The story is that John F. Kennedy killed the hat. If you ever watch old movies, you will notice that all of the men always wear hats while outside. It isn't just movie fiction: through the 1950s, most men would have felt partially dressed if they ventured outdoors wearing a suit but no hat. Kennedy didn't like hats -- hats would have covered up his world-class hair, after all -- and he didn't wear them. At his inauguration, he wore a morning suit and carried top hat; but he didn't wear it, even though it was one of the coldest Inauguration Days on record. Supposedly, Kennedy dislike of the hat caused hat sales to plummet as American men imitated him, just as sales of undershirts supposedly plummeted after Clark Gable appeared without on in It Happened One Night in 1934. I suppose that it's possible that the story is true, at least to some extent, but it strikes me as being a little too, well, Just-So-like. I suspect that men's hats would have fallen on hard times in the '60s and '70s even without Kennedy's antipathy.

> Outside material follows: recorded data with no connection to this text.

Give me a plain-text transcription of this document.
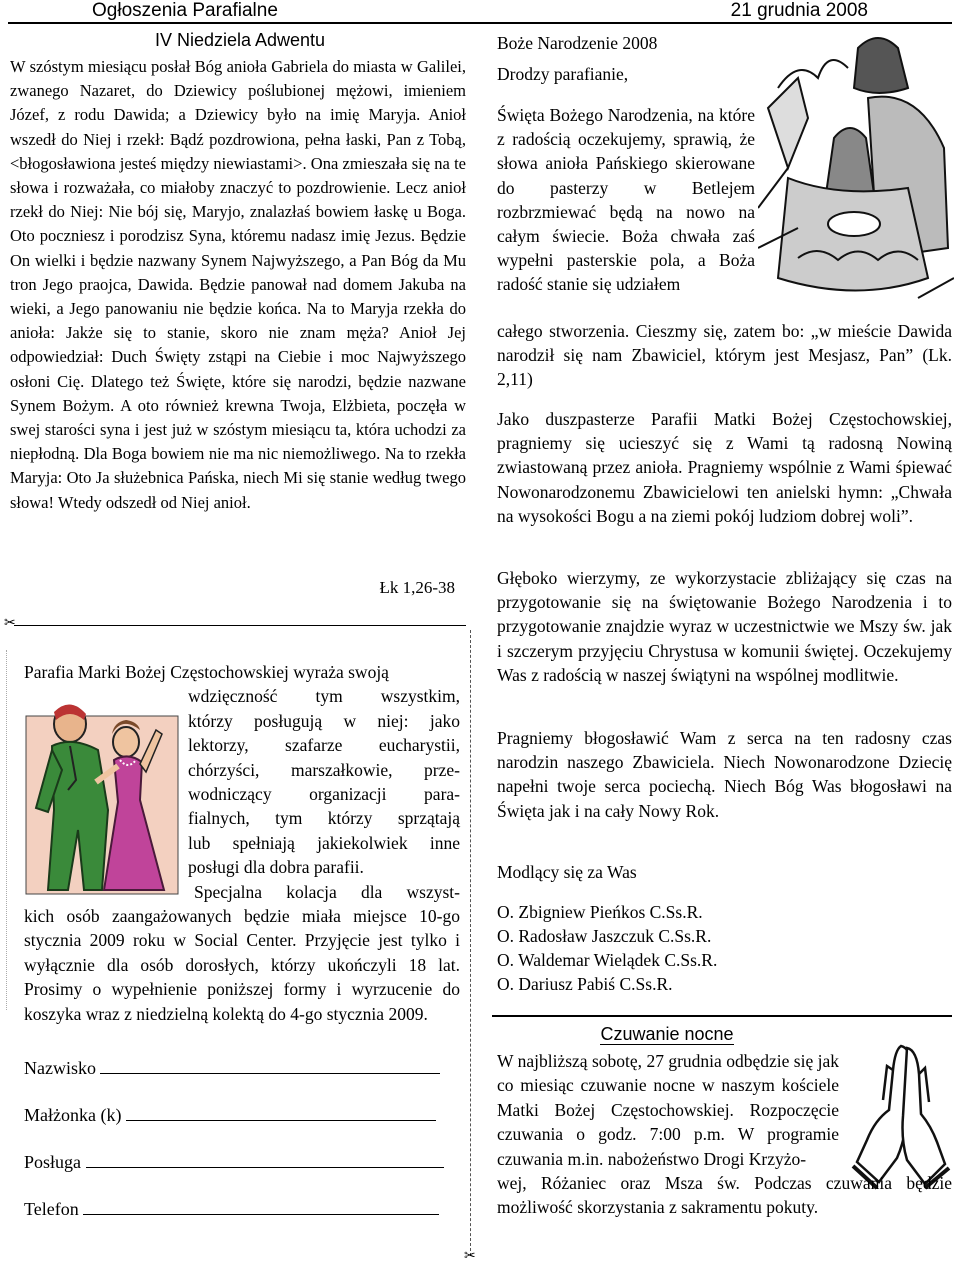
Ogłoszenia Parafialne	21 grudnia 2008
IV Niedziela Adwentu
W szóstym miesiącu posłał Bóg anioła Gabriela do miasta w Galilei, zwanego Nazaret, do Dziewicy poślubionej mężowi, imieniem Józef, z rodu Dawida; a Dziewicy było na imię Maryja. Anioł wszedł do Niej i rzekł: Bądź pozdrowiona, pełna łaski, Pan z Tobą, <błogosławiona jesteś między niewiastami>. Ona zmieszała się na te słowa i rozważała, co miałoby znaczyć to pozdrowienie. Lecz anioł rzekł do Niej: Nie bój się, Maryjo, znalazłaś bowiem łaskę u Boga. Oto poczniesz i porodzisz Syna, któremu nadasz imię Jezus. Będzie On wielki i będzie nazwany Synem Najwyższego, a Pan Bóg da Mu tron Jego praojca, Dawida. Będzie panował nad domem Jakuba na wieki, a Jego panowaniu nie będzie końca. Na to Maryja rzekła do anioła: Jakże się to stanie, skoro nie znam męża? Anioł Jej odpowiedział: Duch Święty zstąpi na Ciebie i moc Najwyższego osłoni Cię. Dlatego też Święte, które się narodzi, będzie nazwane Synem Bożym. A oto również krewna Twoja, Elżbieta, poczęła w swej starości syna i jest już w szóstym miesiącu ta, która uchodzi za niepłodną. Dla Boga bowiem nie ma nic niemożliwego. Na to rzekła Maryja: Oto Ja służebnica Pańska, niech Mi się stanie według twego słowa! Wtedy odszedł od Niej anioł.
Łk 1,26-38
✂
✂
Parafia Marki Bożej Częstochowskiej wyraża swoją
wdzięczność tym wszystkim,
którzy posługują w niej: jako
lektorzy, szafarze eucharystii,
chórzyści, marszałkowie, prze-
wodniczący organizacji para-
fialnych, tym którzy sprzątają
lub spełniają jakiekolwiek inne
posługi dla dobra parafii.
Specjalna kolacja dla wszyst-
kich osób zaangażowanych będzie miała miejsce 10-go stycznia 2009 roku w Social Center. Przyjęcie jest tylko i wyłącznie dla osób dorosłych, którzy ukończyli 18 lat. Prosimy o wypełnienie poniższej formy i wyrzucenie do koszyka wraz z niedzielną kolektą do 4-go stycznia 2009.
Nazwisko
Małżonka (k)
Posługa
Telefon
Boże Narodzenie 2008
Drodzy parafianie,
Święta Bożego Narodzenia, na które z radością oczekujemy, sprawią, że słowa anioła Pańskiego skierowane do pasterzy w Betlejem rozbrzmiewać będą na nowo na całym świecie. Boża chwała zaś wypełni pasterskie pola, a Boża radość stanie się udziałem
całego stworzenia. Cieszmy się, zatem bo: „w mieście Dawida narodził się nam Zbawiciel, którym jest Mesjasz, Pan” (Lk. 2,11)
Jako duszpasterze Parafii Matki Bożej Częstochowskiej, pragniemy się ucieszyć się z Wami tą radosną Nowiną zwiastowaną przez anioła. Pragniemy wspólnie z Wami śpiewać Nowonarodzonemu Zbawicielowi ten anielski hymn: „Chwała na wysokości Bogu a na ziemi pokój ludziom dobrej woli”.
Głęboko wierzymy, ze wykorzystacie zbliżający się czas na przygotowanie się na świętowanie Bożego Narodzenia i to przygotowanie znajdzie wyraz w uczestnictwie we Mszy św. jak i szczerym przyjęciu Chrystusa w komunii świętej. Oczekujemy Was z radością w naszej świątyni na wspólnej modlitwie.
Pragniemy błogosławić Wam z serca na ten radosny czas narodzin naszego Zbawiciela. Niech Nowonarodzone Dziecię napełni twoje serca pociechą. Niech Bóg Was błogosławi na Święta jak i na cały Nowy Rok.
Modlący się za Was
O. Zbigniew Pieńkos C.Ss.R.
O. Radosław Jaszczuk C.Ss.R.
O. Waldemar Wielądek C.Ss.R.
O. Dariusz Pabiś C.Ss.R.
Czuwanie nocne
W najbliższą sobotę, 27 grudnia odbędzie się jak co miesiąc czuwanie nocne w naszym kościele Matki Bożej Częstochowskiej. Rozpoczęcie czuwania o godz. 7:00 p.m. W programie czuwania m.in. nabożeństwo Drogi Krzyżo-
wej, Różaniec oraz Msza św. Podczas czuwania będzie możliwość skorzystania z sakramentu pokuty.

This is unfortunate, at least as far as I'm concerned. Baseball caps -- one of the few culturally-approved kinds of headwear nowadays -- are fine, at least if you're playing baseball or golf or something like that. In any other context, they look juvenile, inappropriate, and stupid. More than that, they really don't do what I need hats to do. I'm fair enough that merely thinking about the sun gives me a sunburn, and I'm folically-challenged. (And believe me, a sunburn on the top of one's head is not the most pleasant thing in the world.) I need a hat that will shade by head, face, and neck and one that will keep my head warm when it's cold outside. Baseball caps can't do these things. And so I decided to get a real hat.

Upon recommendations from Will from A Suitable Wardrobe (whose hat is pictured above) and others, I gave Art Fawcett of Vintage Silhouettes a call. By reputation, Art is one of the two best hatters in the United States (Graham Thompson of Optimo Fine Hats is the other). He's based in Butte Falls, Oregon and is a former master mason who developed a love for fedoras and decided to do a career change. It's clear from talking with him on the phone that hats are his passion. I decided to give him a try and PayPaled him a deposit. He in turn sent me a hat conformer, a contraption that allows a hatter to get the shape and size of a client's head. In the olden days, these things looked like top hats made out of round bar, but the modern one that he sent me is a clear plastic disc with tabs secured by wingnuts around the edge. An elastic band runs around the edge of the tabs. You put your head through the disc, which pushes the tabs into the shape of your head, then secure them in place by wingnuts. I have done this and will send it back to Art today. Right now, I'm thinking of a porkpie in charcoal beaver felt with a low-contrast ribbon. I'm not sure about whether I want the brim edge to be bound or not, but I don't think that I have to make that decision now. The hat should be ready by Christmas.

1 comment:

Billy T. Williams said...

Check out the book Hatless Jack: The President, the Fedora, and the History of an American Style by Neil Steinberg. Kennedy did wear his tophat on inauguration day in 1961; there are plenty of photos showing him doing so, but not during his speech.